In general, the patient will be transferred to a dark room for treatment 40-90 hours after the injection of the photosensitizer. General anesthesia is usually required. Using a gastroscope or colonoscopy, a red laser beam with a wavelength of 630 nm can be directed through fiber optic cables to deliver light to the tumor. The photosensitizer in the tumor will be stimulated, and then transfer energy to the surrounding oxygen to generate singlet oxygen with strong activity. Singlet oxygen can interact with a neighboring biomacromolecule to produce a cytotoxic effect that destroys tumor cells.

In Fuda Cancer Hospital, the photodynamic therapy procedure takes about 30-60 minutes. The patient will be awake after the procedure, but he will need to be controlled in the treatment room for another half hour. After that, if the vital signs are normal, the patient will be transferred back to the ward. After treatment, a clear necrosis in the tumor can be detected.

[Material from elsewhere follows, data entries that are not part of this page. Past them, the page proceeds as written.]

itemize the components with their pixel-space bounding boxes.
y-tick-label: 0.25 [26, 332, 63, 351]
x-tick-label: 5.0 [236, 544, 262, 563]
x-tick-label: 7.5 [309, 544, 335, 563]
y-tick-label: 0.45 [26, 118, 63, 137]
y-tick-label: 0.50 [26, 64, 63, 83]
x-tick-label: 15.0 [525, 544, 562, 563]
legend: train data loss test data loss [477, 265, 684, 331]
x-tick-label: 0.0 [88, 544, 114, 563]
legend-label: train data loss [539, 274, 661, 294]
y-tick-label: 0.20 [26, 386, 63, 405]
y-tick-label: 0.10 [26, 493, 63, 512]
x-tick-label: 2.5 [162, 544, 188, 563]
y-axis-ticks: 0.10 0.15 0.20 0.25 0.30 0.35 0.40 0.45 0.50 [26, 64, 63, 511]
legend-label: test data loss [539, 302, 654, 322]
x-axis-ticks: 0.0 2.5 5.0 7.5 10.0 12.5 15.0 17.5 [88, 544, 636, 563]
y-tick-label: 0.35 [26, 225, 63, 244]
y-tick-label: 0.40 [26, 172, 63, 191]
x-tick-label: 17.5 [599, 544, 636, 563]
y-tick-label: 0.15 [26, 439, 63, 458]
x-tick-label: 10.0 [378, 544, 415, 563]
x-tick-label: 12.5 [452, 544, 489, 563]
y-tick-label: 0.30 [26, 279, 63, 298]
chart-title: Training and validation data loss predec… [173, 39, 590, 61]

The light needed to activate most photosensitizers can only pass through 7 mm of tissue. Therefore, it is necessary to conduct another PDT session for the tumor, which is deeper than 7 mm, after the necrotic tumor separates.

The benefits of photodynamic therapy

1) Minimally invasive.

Using interventional methods such as laser fiber cable and endoscopy, a red laser beam can be directed to treat a tumor, thereby avoiding injuries and pain caused by thoracotomy and laparotomy;

2) Low toxicity.

A photodynamic response can only be triggered when photosensitizers with a certain concentration are exposed to red laser radiation. PDT primarily targets a tumor in the illuminated area and therefore causes minimal damage to surrounding normal tissue.

3) Re-treatment.

Since tumor cells are not resistant to photosensitizers, and there is no increase in the toxic reaction on the part of the patient, a PDT session can be repeated.

4) Palliative treatment.

For patients with surgery intolerance (for example, advanced stage cancer, old age, heart / lung / liver / kidney and hemophilia dysfunction), PDT is a palliative therapy that can effectively relieve pain, improve quality of life and extend life expectancy.

5) The result of the interaction.

For some tumors, surgical removal may be the first step. Then the patient can receive PDT to further eliminate residual cancer cells, reduce the recurrence rate and increase the completeness of the operation; for other tumors, PDT can be done first. The patient may then undergo surgical removal to expand the indications for surgery and increase the effectiveness of the operation.


The cost of photodynamic therapy is $ 8500.